Once the business has made some stopgap solutions to “stop the bleeding,” it can proceed to a disciplined recovery, she said. And to reach their final goal, managers can use the classic tools of people, process, and technology to improve what she called the three most important key performance indicators (KPIs): on time in full (OTIF), inventory accuracy, and staff turnover.
CSCMP EDGE attendees gathered Tuesday afternoon for an update and outlook on the truckload (TL) market, which is on the upswing following the longest down cycle in recorded history. Kevin Adamik of RXO (formerly Coyote Logistics), offered an overview of truckload market cycles, highlighting major trends from the recent freight recession and providing an update on where the TL cycle is now.
EDGE 2024, sponsored by the Council of Supply Chain Management Professionals (CSCMP), is taking place this week in Nashville.
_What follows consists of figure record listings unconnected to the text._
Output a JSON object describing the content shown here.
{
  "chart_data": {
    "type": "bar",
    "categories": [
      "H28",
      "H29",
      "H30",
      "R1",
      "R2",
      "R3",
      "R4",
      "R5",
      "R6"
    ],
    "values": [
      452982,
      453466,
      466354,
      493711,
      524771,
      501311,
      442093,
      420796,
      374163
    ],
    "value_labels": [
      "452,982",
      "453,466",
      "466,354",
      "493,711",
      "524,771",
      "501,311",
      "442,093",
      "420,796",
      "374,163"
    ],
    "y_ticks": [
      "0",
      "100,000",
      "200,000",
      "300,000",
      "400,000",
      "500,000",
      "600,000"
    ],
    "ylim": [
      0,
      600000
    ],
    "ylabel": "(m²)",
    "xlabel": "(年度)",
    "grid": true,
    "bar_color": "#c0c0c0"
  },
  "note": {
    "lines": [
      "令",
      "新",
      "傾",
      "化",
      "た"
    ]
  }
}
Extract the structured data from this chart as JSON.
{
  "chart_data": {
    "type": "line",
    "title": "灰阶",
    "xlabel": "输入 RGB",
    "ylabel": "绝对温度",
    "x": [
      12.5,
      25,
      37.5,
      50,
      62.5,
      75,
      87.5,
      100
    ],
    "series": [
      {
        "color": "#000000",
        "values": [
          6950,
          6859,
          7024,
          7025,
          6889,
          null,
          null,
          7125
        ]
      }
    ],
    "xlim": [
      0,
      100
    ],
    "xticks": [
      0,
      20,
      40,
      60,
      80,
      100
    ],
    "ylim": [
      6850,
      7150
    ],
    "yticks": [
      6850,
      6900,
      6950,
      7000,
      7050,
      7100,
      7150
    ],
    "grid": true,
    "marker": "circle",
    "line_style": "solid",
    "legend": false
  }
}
Citing data from the Coyote Curve index (which measures year-over-year changes in spot market rates) and other sources, Adamik outlined the dynamics of the TL market. He explained that the last cycle—which lasted from about 2019 to 2024—was longer than the typical three to four-year market cycle, marked by volatile conditions spurred by the Covid-19 pandemic. That cycle is behind us now, he said, adding that the market has reached equilibrium and is headed toward an inflationary environment.
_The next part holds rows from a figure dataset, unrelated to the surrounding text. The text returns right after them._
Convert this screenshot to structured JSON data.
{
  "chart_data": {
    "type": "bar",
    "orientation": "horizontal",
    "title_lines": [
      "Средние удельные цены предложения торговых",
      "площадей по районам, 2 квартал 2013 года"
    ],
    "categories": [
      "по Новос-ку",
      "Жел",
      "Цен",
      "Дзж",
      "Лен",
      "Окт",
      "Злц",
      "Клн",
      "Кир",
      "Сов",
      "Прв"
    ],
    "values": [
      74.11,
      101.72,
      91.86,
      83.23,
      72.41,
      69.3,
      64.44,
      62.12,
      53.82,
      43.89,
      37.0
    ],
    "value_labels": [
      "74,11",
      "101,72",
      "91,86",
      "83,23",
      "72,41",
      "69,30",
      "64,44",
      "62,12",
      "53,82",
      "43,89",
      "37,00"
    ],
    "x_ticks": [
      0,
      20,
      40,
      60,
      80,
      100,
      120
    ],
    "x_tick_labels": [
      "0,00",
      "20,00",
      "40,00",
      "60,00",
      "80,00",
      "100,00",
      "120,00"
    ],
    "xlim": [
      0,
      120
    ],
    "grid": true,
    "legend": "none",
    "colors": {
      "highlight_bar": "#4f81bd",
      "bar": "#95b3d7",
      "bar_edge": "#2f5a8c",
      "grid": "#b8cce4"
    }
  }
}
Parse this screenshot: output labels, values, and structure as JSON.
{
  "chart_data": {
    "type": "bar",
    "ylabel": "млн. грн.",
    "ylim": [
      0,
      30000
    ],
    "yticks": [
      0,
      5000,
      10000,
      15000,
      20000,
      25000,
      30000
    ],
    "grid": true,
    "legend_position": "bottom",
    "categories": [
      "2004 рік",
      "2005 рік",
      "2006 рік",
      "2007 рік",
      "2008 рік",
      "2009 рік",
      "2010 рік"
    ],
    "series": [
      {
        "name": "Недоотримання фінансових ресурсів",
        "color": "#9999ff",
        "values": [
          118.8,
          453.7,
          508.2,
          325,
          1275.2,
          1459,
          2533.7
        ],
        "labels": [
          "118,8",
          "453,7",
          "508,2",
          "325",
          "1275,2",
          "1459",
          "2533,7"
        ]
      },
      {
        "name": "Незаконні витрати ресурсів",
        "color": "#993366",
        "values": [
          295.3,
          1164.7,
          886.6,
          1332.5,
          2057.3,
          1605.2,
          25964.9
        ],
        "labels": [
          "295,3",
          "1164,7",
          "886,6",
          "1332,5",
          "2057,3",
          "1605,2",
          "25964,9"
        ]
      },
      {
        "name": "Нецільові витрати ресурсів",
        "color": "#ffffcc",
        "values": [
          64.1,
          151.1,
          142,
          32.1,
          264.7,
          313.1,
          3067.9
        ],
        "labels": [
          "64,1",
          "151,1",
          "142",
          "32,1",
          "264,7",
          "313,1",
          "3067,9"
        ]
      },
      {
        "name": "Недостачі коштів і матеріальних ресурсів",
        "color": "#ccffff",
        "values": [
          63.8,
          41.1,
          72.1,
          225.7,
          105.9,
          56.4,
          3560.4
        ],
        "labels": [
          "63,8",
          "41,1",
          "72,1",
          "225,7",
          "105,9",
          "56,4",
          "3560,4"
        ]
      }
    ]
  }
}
Adamik also told attendees that he expects the new TL cycle to be marked by far less volatility, with a return to more typical conditions. And he offered a slate of supply and demand trends to note as the industry moves into the new cycle.
Supply trends include:
Carrier operating authorities are declining;
Employment in the trucking industry is declining;
Private fleets have expanded, but the expansion has stopped;
Truckload orders are falling.
Demand trends include:
Consumer spending is stable, but is still more service-centric and less goods-intensive;
After a steep decline, imports are on the rise;
Freight volumes have been sluggish but are showing signs of life.
CSCMP EDGE runs through Wednesday, October 2, at Nashville’s Gaylord Opryland Hotel & Resort.
The relationship between shippers and third-party logistics services providers (3PLs) is at the core of successful supply chain management—so getting that relationship right is vital. A panel of industry experts from both sides of the aisle weighed in on what it takes to create strong 3PL/shipper partnerships on day two of the CSCMP EDGE conference, being held this week in Nashville.
Trust, empathy, and transparency ranked high on the list of key elements required for success in all aspects of the partnership, but there are some specifics for each step of the journey. The panel recommended a handful of actions that should take place early on, including:
Establish relationships.
For 3PLs, understand and get to the heart of the shipper’s data.
Also for 3PLs: Understand the shipper’s reason for outsourcing to a 3PL, along with the shipper’s ultimate goals.
Understand company cultures and be sure they align.
Nurture long-term relationships with good communication.
For shippers, be transparent so that the 3PL fully understands your business.
And there are also some “non-negotiables” when it comes to managing the relationship:
3PLs must demonstrate their commitment to engaging with the shipper’s personnel.
3PLs must also demonstrate their commitment to process discipline, continuous improvement, and innovation.
Shippers should ensure that they understand the 3PL’s demonstrated implementation capabilities—ask to visit established clients.
Trust—which takes longer to establish than both sides may expect.
EDGE 2024 is sponsored by the Council of Supply Chain Management Professionals (CSCMP) and runs through Wednesday, October 2, at the Gaylord Opryland Resort & Convention Center in Nashville.